White woman in North American popular music in the early 1960s were expected to be one of a few types. There was the earnest folk music type with long hair who didn't wear very much make-up and sang very seriously about love, politics, and social injustice. At the opposite end of the spectrum was the teeny bopper, pop singer who could be seen on American Bandstand wondering who would take her to the prom or crying about the boy who broke her heart. As long as a woman agreed to play one of those roles and had a modicum of talent she could ride the back of the music industry up the pop charts.
Of course women didn't have to be like that, and as the decade progressed there were those who charted their own path instead of worrying about the path up the charts, but you'd have to look long and hard for them.This attitude has more to do with the nature of popular music than any sort of sexism as there has always seemed to be some sort of law against demonstrating real emotion while singing if you want to be on the hit parade. Like cotton candy, popular music has always been light and fluffy with little or no substance. It wasn't Elvis's sex appeal that was so scary when he burst on the scene, it was that his music stirred emotions, and even worse, he sang with emotion.
While that was all right for jazz and blues singers, it just wouldn't do for pop music, so all those rough edges had to be smoothed down, and the raw energy turned down. So popular music was scrubbed clean of as much of its "colour" as possible in order to make it palatable for as many people as possible. So when Janis Joplin came along sounding like Big Momma Thornton and fronting a band playing psychedelic blues it was unlike anything the majority of people had heard before. By the time she got to Woodstock in 1969 she was getting ready to release her I Got Dem Ol' Kozmic Blues Again Mama. For reasons that have always escaped me her performances at the festival weren't included in the movie or its soundtrack, so the Legacy Recordings two disc release Janis Joplin: The Woodstock Experience is like a forty year old mistake finally being corrected.

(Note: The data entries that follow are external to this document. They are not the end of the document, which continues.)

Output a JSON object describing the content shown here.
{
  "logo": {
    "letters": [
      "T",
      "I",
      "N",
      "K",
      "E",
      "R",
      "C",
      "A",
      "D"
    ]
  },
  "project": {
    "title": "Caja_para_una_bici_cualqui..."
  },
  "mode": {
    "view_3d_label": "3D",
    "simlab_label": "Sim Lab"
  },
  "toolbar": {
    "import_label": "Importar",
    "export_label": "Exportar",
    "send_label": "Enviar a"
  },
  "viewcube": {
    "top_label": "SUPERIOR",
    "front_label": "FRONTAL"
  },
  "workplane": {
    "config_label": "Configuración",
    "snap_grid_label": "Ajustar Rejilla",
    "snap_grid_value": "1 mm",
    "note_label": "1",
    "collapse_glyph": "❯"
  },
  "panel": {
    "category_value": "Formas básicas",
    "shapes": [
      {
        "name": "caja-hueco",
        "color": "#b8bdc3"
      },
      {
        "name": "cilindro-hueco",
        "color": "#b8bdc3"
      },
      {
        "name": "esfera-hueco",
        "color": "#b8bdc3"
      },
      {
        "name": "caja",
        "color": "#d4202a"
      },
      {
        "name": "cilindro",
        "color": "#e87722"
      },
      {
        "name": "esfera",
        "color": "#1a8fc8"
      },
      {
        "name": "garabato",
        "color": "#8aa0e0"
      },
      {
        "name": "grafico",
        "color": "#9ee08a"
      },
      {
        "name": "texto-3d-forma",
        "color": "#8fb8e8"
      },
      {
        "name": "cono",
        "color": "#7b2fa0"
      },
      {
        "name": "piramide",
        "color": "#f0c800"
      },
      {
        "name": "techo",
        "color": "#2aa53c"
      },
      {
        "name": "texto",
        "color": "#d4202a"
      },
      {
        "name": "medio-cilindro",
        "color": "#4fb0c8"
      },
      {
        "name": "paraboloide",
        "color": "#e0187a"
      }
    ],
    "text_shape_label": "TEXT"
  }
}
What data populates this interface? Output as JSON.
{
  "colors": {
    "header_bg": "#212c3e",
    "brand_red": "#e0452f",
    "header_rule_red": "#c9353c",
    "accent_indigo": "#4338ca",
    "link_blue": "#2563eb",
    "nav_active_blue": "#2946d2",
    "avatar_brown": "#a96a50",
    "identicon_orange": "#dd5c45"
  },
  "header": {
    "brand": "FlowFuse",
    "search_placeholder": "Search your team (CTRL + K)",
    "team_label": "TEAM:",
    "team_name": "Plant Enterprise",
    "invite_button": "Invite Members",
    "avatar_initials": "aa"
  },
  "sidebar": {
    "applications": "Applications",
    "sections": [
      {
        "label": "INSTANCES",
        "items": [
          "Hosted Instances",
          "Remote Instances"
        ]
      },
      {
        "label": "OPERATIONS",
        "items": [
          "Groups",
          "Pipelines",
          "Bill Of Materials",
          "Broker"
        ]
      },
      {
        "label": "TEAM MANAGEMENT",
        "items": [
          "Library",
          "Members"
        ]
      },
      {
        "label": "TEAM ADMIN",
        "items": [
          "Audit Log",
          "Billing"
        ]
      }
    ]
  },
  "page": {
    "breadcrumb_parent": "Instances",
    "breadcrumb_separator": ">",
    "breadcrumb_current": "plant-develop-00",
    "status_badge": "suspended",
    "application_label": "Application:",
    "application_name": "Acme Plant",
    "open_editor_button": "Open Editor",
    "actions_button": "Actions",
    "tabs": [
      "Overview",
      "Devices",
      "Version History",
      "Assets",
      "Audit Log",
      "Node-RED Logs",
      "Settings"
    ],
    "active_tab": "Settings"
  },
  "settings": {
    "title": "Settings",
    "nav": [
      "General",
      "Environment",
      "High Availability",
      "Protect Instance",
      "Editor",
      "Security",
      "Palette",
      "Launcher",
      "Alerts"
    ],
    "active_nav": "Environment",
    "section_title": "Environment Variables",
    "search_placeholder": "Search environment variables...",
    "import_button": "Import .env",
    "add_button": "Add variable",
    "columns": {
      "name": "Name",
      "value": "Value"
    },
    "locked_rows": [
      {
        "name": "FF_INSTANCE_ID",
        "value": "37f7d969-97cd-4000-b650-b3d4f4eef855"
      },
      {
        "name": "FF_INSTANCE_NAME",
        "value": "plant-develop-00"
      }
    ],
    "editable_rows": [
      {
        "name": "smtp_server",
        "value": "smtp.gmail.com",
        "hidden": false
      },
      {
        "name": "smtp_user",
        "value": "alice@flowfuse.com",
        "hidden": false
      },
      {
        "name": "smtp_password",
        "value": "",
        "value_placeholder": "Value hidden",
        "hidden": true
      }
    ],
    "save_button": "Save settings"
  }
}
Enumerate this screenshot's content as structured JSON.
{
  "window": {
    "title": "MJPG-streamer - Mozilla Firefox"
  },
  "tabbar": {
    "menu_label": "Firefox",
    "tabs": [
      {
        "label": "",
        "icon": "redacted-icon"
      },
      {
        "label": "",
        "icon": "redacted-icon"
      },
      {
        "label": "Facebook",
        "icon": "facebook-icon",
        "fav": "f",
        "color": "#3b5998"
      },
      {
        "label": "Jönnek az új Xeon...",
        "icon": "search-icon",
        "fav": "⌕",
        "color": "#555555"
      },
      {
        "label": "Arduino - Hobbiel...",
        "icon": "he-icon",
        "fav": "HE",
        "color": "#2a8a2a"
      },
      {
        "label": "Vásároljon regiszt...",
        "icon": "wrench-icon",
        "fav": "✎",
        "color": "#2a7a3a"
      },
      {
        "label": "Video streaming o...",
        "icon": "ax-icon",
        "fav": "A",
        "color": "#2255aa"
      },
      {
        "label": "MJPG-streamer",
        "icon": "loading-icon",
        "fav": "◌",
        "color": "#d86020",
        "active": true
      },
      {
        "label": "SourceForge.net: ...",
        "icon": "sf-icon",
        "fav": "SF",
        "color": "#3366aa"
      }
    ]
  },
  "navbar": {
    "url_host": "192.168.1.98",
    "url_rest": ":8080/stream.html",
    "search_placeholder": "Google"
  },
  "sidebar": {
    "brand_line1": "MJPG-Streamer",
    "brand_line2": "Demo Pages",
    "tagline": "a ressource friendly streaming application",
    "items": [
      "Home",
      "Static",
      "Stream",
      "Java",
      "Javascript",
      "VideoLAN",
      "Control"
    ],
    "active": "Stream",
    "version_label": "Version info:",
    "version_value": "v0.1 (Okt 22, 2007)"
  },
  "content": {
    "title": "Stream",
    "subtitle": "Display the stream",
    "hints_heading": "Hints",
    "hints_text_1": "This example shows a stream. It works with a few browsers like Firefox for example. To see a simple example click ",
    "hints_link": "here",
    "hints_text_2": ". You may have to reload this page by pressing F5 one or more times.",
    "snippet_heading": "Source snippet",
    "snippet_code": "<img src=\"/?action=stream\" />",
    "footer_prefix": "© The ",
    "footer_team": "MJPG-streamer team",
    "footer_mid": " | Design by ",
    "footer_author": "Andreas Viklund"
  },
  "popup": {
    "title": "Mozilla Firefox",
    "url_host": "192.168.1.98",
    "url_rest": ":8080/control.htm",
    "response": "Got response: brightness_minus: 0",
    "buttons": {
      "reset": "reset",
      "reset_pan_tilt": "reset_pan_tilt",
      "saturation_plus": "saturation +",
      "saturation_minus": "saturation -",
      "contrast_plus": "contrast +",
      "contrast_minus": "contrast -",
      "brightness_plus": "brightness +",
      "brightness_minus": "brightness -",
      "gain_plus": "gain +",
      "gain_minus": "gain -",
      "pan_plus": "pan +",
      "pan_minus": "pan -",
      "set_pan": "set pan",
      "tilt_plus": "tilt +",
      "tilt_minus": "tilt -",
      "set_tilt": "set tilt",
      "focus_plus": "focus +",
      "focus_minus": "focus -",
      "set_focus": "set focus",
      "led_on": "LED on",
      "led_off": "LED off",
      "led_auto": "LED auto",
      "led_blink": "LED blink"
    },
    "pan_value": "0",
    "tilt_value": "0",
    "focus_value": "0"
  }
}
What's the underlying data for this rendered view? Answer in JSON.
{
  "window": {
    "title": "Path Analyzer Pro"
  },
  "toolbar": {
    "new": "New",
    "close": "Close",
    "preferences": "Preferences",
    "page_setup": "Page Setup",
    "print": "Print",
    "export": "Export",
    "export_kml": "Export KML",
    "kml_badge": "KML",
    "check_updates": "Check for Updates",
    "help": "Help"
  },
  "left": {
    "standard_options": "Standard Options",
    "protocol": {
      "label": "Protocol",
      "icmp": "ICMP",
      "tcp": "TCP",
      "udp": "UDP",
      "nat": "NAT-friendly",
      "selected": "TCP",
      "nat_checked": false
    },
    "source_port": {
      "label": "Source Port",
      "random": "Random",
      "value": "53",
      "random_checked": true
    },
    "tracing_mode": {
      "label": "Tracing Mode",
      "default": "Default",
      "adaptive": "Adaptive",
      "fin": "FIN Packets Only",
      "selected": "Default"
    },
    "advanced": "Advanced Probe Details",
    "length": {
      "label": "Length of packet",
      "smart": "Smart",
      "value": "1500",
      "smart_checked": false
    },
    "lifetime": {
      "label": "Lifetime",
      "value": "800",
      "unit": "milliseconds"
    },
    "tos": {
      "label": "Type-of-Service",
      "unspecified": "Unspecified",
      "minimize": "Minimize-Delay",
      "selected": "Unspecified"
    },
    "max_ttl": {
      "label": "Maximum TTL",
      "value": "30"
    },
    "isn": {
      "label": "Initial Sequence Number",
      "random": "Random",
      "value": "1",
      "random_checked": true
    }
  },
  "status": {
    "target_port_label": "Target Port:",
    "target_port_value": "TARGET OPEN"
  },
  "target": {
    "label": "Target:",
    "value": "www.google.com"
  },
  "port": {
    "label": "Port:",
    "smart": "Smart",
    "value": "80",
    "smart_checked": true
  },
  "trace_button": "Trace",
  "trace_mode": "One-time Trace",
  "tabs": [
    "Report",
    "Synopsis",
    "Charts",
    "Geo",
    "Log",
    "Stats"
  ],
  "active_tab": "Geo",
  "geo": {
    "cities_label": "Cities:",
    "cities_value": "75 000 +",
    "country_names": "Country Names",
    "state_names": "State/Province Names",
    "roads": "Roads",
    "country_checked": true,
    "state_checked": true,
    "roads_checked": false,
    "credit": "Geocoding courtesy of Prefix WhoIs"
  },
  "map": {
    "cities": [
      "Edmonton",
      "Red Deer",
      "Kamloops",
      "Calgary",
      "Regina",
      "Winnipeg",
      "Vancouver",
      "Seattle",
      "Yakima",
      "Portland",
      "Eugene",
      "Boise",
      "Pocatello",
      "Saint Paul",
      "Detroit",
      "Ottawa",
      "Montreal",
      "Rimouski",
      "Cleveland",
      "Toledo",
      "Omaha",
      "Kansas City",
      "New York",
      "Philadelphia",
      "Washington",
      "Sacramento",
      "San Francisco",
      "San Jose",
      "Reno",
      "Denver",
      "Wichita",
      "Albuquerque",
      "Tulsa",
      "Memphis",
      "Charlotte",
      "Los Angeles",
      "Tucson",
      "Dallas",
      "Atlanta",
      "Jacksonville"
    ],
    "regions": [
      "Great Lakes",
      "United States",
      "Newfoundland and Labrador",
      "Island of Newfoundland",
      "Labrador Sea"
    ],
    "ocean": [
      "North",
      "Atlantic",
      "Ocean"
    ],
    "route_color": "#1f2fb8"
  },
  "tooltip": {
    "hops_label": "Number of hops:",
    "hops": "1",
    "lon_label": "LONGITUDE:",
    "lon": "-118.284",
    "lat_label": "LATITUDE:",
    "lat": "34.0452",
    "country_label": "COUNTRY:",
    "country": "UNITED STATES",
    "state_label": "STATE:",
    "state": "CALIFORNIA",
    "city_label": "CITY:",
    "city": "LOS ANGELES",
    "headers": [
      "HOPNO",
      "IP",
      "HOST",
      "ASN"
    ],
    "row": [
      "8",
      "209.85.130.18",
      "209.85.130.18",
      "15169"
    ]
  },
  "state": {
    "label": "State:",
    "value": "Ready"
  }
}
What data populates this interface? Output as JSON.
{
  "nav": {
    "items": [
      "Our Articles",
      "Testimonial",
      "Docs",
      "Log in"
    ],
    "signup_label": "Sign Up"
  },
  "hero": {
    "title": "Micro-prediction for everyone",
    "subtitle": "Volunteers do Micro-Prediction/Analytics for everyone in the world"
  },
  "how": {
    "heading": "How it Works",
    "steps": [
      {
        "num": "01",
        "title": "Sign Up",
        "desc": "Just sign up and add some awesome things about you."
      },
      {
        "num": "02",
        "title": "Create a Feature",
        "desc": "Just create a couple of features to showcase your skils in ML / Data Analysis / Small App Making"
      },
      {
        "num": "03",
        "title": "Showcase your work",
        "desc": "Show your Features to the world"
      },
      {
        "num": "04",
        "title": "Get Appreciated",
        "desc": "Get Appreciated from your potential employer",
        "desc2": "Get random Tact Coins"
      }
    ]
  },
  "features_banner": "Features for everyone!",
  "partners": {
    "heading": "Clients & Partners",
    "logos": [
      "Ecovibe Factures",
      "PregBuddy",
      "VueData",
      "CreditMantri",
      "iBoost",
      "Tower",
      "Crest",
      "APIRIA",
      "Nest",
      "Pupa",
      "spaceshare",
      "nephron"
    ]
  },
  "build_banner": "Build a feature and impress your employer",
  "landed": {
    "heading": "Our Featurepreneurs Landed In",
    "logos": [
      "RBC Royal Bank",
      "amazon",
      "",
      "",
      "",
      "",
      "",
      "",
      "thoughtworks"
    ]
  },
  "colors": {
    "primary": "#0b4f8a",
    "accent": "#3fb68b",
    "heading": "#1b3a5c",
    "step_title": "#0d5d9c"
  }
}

Disc one of the set is a reissue of I Got Dem Ol' Kozmic Blues Again Mama and disc two is her complete performance from August 17, '69 at the Woodstock festival. The album and the gig marked a change for Joplin as they were the beginnings of her solo career. For her performance at the festival she took the chance of mixing material from her forthcoming album which people wouldn't know with old crowd favourites like "Ball And Chain", "Piece Of My Heart", and the Gershwin classic "Summertime". Some of her new material included "Try ( Just A Little Bit Harder)", Kozmic Blues", and her cover of the Bee Gees "To Love Somebody".